‘Pre-Existing Condition’ Review: Recovering From a Traumatic Relationship
Marin Ireland’s new play, “Pre-Existing Condition,” doesn’t come with trigger warnings; it barely even comes with a marketing description. The show’s website says that it’s about the aftermath of “a life-altering, harmful relationship,” but doesn’t explicitly mention domestic violence.
Let’s state right up front, then, that physical abuse is this play’s catalyst. And that the Connelly Theater Upstairs in the East Village is a tiny space, where if the performance became overwhelming it would be difficult for an audience member to leave unobtrusively.

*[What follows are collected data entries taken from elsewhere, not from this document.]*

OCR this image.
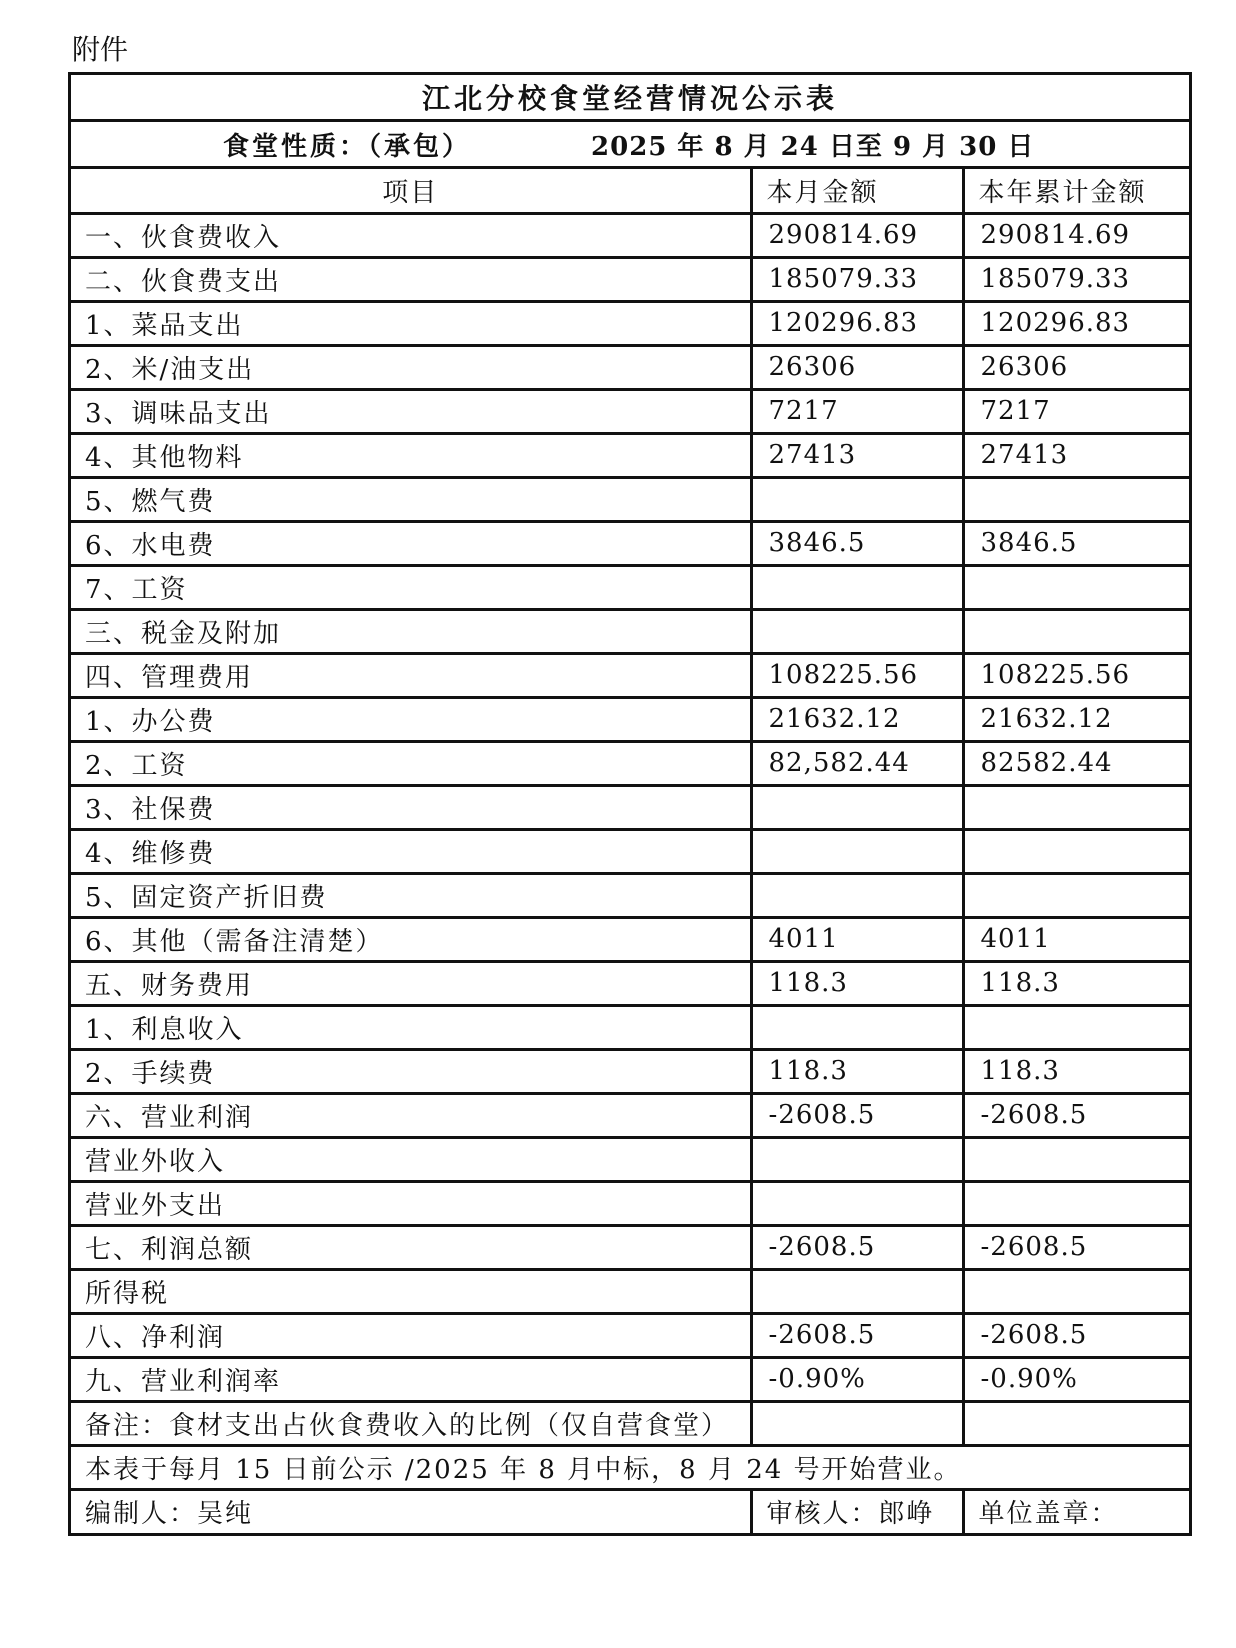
附件
江北分校食堂经营情况公示表
食堂性质：（承包）	2025 年 8 月 24 日至 9 月 30 日
项目	本月金额	本年累计金额
一、伙食费收入	290814.69	290814.69
二、伙食费支出	185079.33	185079.33
1、菜品支出	120296.83	120296.83
2、米/油支出	26306	26306
3、调味品支出	7217	7217
4、其他物料	27413	27413
5、燃气费		
6、水电费	3846.5	3846.5
7、工资		
三、税金及附加		
四、管理费用	108225.56	108225.56
1、办公费	21632.12	21632.12
2、工资	82,582.44	82582.44
3、社保费		
4、维修费		
5、固定资产折旧费		
6、其他（需备注清楚）	4011	4011
五、财务费用	118.3	118.3
1、利息收入		
2、手续费	118.3	118.3
六、营业利润	-2608.5	-2608.5
营业外收入		
营业外支出		
七、利润总额	-2608.5	-2608.5
所得税		
八、净利润	-2608.5	-2608.5
九、营业利润率	-0.90%	-0.90%
备注：食材支出占伙食费收入的比例（仅自营食堂）		
本表于每月 15 日前公示 /2025 年 8 月中标，8 月 24 号开始营业。		
编制人：吴纯	审核人：郎峥	单位盖章：
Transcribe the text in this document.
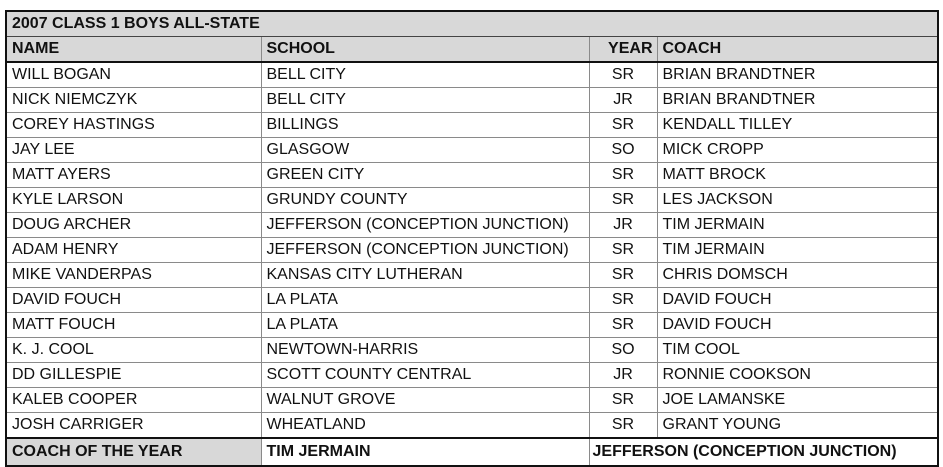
2007 CLASS 1 BOYS ALL-STATE			
NAME	SCHOOL	YEAR	COACH
WILL BOGAN	BELL CITY	SR	BRIAN BRANDTNER
NICK NIEMCZYK	BELL CITY	JR	BRIAN BRANDTNER
COREY HASTINGS	BILLINGS	SR	KENDALL TILLEY
JAY LEE	GLASGOW	SO	MICK CROPP
MATT AYERS	GREEN CITY	SR	MATT BROCK
KYLE LARSON	GRUNDY COUNTY	SR	LES JACKSON
DOUG ARCHER	JEFFERSON (CONCEPTION JUNCTION)	JR	TIM JERMAIN
ADAM HENRY	JEFFERSON (CONCEPTION JUNCTION)	SR	TIM JERMAIN
MIKE VANDERPAS	KANSAS CITY LUTHERAN	SR	CHRIS DOMSCH
DAVID FOUCH	LA PLATA	SR	DAVID FOUCH
MATT FOUCH	LA PLATA	SR	DAVID FOUCH
K. J. COOL	NEWTOWN-HARRIS	SO	TIM COOL
DD GILLESPIE	SCOTT COUNTY CENTRAL	JR	RONNIE COOKSON
KALEB COOPER	WALNUT GROVE	SR	JOE LAMANSKE
JOSH CARRIGER	WHEATLAND	SR	GRANT YOUNG
COACH OF THE YEAR	TIM JERMAIN	JEFFERSON (CONCEPTION JUNCTION)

Does it seem overly delicate to foreground that? For a less potent playwriting debut, in a less shattering production, it might not be necessary. But in Maria Dizzia’s quietly unadorned staging, and with a superb four-person cast that at the moment stars an emotionally translucent Tatiana Maslany, watching this play is like seeing its author open up her rib cage and show us everything.
The central character, whom the script calls A, is struggling to put herself back together after a breakup with a man who hit her. The trauma has been consuming her, against her will and for longer than she would have thought.
“I feel like I’m becoming the villain,” A tells her therapist. “I’m becoming this obsessive vengeful figure, because he said he’s sorry, so I’m the problem now.”
The therapist (a sublimely comforting Dael Orlandersmith) points out, “His voice is still in your head.”